Saoud Saeed سُعُود سَعِيد

Personal information
- Full name: Saoud Saeed Suhail Ali Mohammed Zahmi
- Date of birth: 28 June 1990 (age 35)
- Place of birth: Emirates
- Height: 1.75 m (5 ft 9 in)
- Position: Left-Back

Team information
- Current team: Al Orooba
- Number: 28

Youth career
- Al Orooba

Senior career*
- Years: Team / Apps / (Gls)
- 2007–2008: Al Orooba
- 2008–2013: Al-Wasl
- 2013–2015: Al-Nasr
- 2016–2020: Ajman
- 2020–2021: Al Orooba
- 2021–2025: Ajman
- 2025–: Al Orooba

= Saoud Saeed =

Emirati association football player (born 1990)

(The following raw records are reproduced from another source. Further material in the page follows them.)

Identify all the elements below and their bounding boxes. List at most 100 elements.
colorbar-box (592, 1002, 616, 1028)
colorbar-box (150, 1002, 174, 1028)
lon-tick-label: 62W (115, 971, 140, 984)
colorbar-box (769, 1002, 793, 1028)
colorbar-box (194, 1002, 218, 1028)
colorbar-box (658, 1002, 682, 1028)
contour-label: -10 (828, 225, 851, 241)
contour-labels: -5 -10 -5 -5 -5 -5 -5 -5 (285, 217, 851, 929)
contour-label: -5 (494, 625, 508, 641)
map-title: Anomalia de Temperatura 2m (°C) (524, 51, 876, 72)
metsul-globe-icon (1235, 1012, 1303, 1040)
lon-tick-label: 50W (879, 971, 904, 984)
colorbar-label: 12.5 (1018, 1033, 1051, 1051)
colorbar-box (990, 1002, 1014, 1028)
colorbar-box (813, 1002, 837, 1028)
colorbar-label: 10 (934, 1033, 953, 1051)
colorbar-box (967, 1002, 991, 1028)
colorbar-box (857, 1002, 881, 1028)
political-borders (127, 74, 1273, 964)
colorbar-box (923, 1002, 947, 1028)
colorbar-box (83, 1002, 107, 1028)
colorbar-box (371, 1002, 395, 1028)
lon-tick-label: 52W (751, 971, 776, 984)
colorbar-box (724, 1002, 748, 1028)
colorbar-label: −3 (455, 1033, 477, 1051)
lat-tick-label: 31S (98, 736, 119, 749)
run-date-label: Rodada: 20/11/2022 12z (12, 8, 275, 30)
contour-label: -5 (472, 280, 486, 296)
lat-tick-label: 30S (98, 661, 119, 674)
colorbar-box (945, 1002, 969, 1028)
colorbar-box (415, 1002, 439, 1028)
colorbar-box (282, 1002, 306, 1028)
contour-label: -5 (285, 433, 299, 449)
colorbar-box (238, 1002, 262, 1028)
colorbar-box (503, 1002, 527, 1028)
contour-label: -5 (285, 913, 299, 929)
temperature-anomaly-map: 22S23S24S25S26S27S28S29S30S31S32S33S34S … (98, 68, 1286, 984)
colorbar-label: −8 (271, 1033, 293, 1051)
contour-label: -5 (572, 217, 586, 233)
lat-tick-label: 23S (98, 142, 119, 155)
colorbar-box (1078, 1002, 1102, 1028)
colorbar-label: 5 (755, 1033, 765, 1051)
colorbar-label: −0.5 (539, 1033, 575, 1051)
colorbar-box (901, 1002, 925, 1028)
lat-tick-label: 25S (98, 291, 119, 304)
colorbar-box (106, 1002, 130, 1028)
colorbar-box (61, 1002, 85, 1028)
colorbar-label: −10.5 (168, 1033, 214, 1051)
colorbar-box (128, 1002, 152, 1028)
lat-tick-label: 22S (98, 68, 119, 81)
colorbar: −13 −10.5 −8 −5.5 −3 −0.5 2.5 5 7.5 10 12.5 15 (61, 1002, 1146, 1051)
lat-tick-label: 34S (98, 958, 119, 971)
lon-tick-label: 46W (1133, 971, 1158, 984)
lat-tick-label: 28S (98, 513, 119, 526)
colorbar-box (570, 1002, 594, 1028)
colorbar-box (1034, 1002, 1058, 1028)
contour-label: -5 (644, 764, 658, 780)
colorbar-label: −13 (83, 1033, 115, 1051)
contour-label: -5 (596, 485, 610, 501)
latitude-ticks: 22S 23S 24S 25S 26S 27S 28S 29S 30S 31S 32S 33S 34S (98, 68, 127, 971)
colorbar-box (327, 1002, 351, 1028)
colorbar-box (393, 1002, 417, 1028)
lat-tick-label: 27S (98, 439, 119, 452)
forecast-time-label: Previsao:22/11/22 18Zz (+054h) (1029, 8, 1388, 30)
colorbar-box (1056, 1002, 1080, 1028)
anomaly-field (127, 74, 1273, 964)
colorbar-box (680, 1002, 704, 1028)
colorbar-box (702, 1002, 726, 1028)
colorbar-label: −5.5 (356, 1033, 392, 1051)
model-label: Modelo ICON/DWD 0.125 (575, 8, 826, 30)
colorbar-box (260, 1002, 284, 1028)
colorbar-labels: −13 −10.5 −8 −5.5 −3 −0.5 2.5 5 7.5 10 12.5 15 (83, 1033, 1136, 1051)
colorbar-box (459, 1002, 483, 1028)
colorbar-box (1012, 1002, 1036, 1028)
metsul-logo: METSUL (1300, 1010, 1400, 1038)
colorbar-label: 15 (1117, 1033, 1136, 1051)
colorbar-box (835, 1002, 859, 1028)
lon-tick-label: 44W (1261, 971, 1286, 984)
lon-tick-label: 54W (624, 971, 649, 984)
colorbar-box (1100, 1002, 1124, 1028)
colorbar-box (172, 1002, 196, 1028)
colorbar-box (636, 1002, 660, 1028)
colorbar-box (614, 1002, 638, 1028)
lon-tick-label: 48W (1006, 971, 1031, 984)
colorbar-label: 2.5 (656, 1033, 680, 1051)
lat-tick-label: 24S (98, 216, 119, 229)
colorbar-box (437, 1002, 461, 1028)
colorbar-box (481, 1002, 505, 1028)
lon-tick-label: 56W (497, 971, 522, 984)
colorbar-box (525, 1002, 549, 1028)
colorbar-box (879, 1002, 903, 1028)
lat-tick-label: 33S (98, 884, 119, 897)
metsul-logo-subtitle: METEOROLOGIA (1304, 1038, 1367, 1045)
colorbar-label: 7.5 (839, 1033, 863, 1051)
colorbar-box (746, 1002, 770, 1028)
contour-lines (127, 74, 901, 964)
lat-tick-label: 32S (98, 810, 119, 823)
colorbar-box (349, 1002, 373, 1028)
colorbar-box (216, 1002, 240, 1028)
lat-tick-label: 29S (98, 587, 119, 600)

Saoud Saeed Suhail Ali Mohamed Zahmi (Arabic: سُعُود سَعِيد سُهَيْل عَلِيّ مُحَمَّد زَحْمِيّ; born 28 June 1990) is an Emirati footballer who plays for Al Orooba as a left back.

==Career==
===Al Urooba===
Saoud Saeed started his career at Al Urooba and is a product of the Al-Urooba's youth system.

===Al-Wasl===
On 4 June 2008 left Al Urooba and signed with Al-Wasl.

===Al-Nasr===
On 24 June 2013 left Al-Wasl and signed with Al-Nasr.

===Ajman===
On 1 August 2016 left Al-Nasr and signed with Ajman.

===Al Urooba===
On 8 August 2020 left Ajman and signed with Al Urooba.